S10’s Scariest Walkers
Siddiq actor Avi Nash doesn’t mention this incident, but he does discuss some of Season 10’s scariest walkers.
“There were many [zombies] that we thought were part of a set, that were not part of a set,” he says. “And when you see that scene … it’s like an image out of a war, out of a battlefield, and that was the scary part. In a battlefield, you think most of those [bodies] are corpses — and they’re not extras, they’re like props, they’re foam bodies. And there were people on set that day, and we were sort of walking about in the exhaustion of battle…”
Matsuura interjects, “And sometimes you’d step on them.”
“You didn’t know who was foam and who was human,” says Nash.
Norman Reedus, who has played Daryl Dixon from the show’s very beginnings, says he constantly notices walker evolution as the series progresses.
“They almost looked really healthy in the beginning,” he says. “Ten years ago, they almost looked like healthy dead bodies compared to what we have now. There’s fire, so there’s charred zombies — you see them slowly deteriorate in a very subtle way … back at Season 1 zombies, they looked like they could be on a cereal box.”

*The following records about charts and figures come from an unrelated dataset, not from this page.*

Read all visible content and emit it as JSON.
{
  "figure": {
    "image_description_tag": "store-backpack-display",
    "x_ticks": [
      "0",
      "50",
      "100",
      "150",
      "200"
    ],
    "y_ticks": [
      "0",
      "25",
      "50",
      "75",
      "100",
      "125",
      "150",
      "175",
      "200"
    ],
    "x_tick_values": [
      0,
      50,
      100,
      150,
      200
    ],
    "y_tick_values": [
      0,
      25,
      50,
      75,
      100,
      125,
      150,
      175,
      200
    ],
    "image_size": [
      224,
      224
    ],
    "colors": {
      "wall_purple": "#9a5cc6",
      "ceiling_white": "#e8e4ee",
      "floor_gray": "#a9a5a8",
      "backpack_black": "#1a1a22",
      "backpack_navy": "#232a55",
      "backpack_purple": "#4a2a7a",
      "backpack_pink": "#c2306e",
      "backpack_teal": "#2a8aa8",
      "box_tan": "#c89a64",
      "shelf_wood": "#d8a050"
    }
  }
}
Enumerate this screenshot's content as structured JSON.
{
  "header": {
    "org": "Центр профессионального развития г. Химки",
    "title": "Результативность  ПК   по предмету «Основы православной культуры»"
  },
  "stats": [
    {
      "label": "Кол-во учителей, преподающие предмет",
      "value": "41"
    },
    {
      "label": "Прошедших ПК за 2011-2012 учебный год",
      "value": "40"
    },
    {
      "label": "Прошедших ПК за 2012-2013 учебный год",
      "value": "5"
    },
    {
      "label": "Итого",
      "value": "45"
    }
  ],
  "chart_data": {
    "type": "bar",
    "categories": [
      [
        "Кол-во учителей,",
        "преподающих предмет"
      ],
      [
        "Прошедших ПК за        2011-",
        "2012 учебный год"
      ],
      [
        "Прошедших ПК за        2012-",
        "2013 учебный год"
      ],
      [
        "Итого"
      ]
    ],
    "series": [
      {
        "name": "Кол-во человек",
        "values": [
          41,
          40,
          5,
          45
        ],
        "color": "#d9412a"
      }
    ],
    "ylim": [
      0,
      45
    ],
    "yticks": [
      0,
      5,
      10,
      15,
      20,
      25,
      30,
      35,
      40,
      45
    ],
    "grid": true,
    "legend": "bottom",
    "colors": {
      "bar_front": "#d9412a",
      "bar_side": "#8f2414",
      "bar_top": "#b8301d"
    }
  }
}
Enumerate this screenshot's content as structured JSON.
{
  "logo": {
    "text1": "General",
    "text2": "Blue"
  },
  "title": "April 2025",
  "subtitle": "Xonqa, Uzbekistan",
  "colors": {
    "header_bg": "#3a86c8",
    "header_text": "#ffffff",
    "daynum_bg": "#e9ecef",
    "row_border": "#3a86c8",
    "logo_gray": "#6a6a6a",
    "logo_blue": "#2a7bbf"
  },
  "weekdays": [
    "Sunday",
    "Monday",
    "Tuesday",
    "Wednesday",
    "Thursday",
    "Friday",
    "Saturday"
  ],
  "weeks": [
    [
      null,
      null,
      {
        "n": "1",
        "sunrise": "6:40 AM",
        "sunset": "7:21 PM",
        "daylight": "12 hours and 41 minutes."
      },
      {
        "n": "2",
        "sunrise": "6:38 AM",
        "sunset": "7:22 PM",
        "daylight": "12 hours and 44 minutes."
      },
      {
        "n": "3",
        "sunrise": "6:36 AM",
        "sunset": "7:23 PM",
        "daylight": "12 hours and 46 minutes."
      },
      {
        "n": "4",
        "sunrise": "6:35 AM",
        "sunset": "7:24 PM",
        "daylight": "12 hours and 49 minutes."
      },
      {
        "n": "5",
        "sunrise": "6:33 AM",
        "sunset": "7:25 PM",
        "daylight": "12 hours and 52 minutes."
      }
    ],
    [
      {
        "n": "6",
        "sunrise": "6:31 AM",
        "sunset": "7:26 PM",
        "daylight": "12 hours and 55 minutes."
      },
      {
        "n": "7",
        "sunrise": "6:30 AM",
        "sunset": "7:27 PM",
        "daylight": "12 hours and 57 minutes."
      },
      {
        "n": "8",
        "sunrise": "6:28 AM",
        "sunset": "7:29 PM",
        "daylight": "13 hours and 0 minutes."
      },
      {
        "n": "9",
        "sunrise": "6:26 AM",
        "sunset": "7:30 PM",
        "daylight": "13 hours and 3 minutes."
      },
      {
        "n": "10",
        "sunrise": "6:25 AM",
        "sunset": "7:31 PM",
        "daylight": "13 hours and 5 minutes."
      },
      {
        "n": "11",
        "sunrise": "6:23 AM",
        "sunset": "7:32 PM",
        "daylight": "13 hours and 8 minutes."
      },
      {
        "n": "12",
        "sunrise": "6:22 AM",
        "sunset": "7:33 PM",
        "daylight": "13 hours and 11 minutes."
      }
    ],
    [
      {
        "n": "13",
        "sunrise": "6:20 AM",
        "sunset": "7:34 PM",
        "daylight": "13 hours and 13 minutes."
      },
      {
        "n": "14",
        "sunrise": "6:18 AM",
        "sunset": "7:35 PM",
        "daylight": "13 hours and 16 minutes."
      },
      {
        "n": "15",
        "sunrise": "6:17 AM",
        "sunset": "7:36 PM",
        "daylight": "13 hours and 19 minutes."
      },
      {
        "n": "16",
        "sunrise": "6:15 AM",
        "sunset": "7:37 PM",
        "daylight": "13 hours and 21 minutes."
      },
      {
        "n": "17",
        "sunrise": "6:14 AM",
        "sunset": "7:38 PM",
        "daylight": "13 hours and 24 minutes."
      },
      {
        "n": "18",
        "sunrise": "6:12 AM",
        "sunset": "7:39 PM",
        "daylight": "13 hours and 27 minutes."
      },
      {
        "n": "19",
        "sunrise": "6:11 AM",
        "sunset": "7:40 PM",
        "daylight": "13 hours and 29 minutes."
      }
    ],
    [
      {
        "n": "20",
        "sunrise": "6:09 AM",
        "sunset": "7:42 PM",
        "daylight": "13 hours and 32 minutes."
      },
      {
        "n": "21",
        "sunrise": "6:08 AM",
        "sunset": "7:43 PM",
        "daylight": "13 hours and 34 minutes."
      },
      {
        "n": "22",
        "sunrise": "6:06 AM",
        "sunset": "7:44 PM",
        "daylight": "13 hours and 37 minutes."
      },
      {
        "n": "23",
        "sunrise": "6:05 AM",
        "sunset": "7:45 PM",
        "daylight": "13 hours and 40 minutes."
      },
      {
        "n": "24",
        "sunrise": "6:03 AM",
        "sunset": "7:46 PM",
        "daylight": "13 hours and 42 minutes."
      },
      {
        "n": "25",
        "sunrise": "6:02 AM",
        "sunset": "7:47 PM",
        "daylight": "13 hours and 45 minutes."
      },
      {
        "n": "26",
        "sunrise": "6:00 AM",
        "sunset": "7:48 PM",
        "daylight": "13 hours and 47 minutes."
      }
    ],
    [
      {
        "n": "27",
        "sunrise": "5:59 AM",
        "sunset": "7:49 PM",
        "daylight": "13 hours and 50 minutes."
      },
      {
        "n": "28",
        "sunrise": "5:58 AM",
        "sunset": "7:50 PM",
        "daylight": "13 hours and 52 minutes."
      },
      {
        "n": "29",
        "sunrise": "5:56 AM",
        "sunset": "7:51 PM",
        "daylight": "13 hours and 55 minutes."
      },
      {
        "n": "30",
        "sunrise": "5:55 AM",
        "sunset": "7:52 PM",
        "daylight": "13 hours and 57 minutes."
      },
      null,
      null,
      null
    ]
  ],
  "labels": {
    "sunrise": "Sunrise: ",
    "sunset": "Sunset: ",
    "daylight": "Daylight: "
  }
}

“They’re getting more emaciated, and disgusting; more decomposed,” adds Negan actor Jeffrey Dean Morgan. “I don’t know if I’m allowed to say it but I’m going to say one thing: I worked with a zombie this year that was mouldy and it was the coolest thing I’ve ever seen in my life.”
So if they’re continuously deterioriating, there must come a point where their life cycle ends?
“Well, that’s the interesting thing; who knows?” says Morgan. “They’re not eating, if they’re not being able [to eat], which is why they’re deteriorating. They’re running out of humans to ear, or animals, or whatever. I wonder if they could just starve them to death.”
With Robert Kirkman’s comic books recently coming to a sudden end, thoughts are turning once again to the end of the series – could Jeffrey Dean Morgan be onto something here?
Season 10 of The Walking Dead premieres on October 6.